Friends in Southern California, where Holmes grew up, describe him as a smart, sometimes awkward youth fascinated by science. He came to Colorado's competitive neuroscience doctoral program in June 2011. A year later, he dropped out shortly after taking his year-end exam.
District Court Judge William Blair Sylvester has tried to tightly control the flow of information about Holmes, placing a gag order on lawyers and law enforcement, sealing the court file and barring the university from releasing public records relating to Holmes' year there. A consortium of media organizations, including The Associated Press, is challenging Sylvester's sealing of the court file.

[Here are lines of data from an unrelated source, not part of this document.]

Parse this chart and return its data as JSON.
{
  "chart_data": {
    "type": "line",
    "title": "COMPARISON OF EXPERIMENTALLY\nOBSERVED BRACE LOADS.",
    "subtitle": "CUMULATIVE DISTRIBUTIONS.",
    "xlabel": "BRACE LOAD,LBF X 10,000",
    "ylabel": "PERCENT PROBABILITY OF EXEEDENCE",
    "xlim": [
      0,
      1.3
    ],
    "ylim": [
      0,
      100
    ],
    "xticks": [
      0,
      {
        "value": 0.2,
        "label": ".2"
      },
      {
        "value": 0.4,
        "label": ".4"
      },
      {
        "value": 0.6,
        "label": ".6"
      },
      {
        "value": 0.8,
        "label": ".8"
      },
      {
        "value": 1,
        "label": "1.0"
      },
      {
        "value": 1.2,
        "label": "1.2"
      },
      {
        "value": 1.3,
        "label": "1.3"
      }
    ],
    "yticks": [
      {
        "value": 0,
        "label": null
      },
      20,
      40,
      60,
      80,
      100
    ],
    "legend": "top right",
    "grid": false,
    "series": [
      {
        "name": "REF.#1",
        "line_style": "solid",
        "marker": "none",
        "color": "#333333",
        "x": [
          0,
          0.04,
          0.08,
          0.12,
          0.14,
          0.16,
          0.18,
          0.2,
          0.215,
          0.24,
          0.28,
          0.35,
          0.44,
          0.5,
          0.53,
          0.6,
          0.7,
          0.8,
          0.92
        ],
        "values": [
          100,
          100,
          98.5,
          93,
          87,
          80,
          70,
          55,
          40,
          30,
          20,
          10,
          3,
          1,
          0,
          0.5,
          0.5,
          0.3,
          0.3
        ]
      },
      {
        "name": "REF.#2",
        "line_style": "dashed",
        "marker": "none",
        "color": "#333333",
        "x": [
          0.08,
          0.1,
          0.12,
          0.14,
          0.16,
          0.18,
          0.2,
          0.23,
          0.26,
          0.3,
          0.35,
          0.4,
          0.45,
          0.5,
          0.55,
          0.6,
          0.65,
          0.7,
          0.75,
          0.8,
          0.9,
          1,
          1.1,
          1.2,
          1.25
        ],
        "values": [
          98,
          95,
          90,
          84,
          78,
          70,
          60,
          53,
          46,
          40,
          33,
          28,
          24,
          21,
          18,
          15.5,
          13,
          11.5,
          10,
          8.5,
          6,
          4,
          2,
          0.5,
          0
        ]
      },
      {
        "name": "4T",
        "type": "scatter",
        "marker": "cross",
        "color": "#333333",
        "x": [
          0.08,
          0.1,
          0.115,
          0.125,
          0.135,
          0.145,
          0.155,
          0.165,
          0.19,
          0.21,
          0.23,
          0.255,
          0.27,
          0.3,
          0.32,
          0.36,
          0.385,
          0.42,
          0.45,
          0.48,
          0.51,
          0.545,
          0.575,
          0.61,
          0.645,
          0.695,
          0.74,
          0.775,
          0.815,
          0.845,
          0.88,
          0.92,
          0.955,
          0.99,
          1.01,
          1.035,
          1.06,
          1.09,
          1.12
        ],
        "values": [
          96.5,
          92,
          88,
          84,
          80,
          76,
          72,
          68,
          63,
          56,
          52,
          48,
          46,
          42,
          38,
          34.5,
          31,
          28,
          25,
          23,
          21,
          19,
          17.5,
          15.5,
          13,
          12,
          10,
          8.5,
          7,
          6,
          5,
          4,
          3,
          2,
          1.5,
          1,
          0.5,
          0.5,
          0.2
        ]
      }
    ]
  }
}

On Friday, court papers revealed that Holmes was seeing a psychiatrist at the university. But they did not say how long he was seeing Dr. Lynne Fenton and if it was for a mental illness or another problem.
The University of Colorado's website identified Fenton as the medical director of the school's Student Mental Health Services. An online resume listed schizophrenia as one of her research interests and stated that she sees 10 to 15 graduate students a week for medication and psychotherapy, as well as five to 10 patients in her general practice as a psychiatrist.
Authorities said Holmes legally purchased four guns before the attack at Denver-area sporting goods stores - a semiautomatic rifle, a shotgun and two pistols. To buy the guns, Holmes had to pass background checks that can take as little as 20 minutes in Colorado.
One development over the weekend brought more grief. A woman who was critically wounded and whose 6-year-old daughter was killed suffered a miscarriage because of the trauma, her family said Saturday. Ashley Moser's daughter, Veronica Moser-Sullivan, was the youngest person killed in the attack.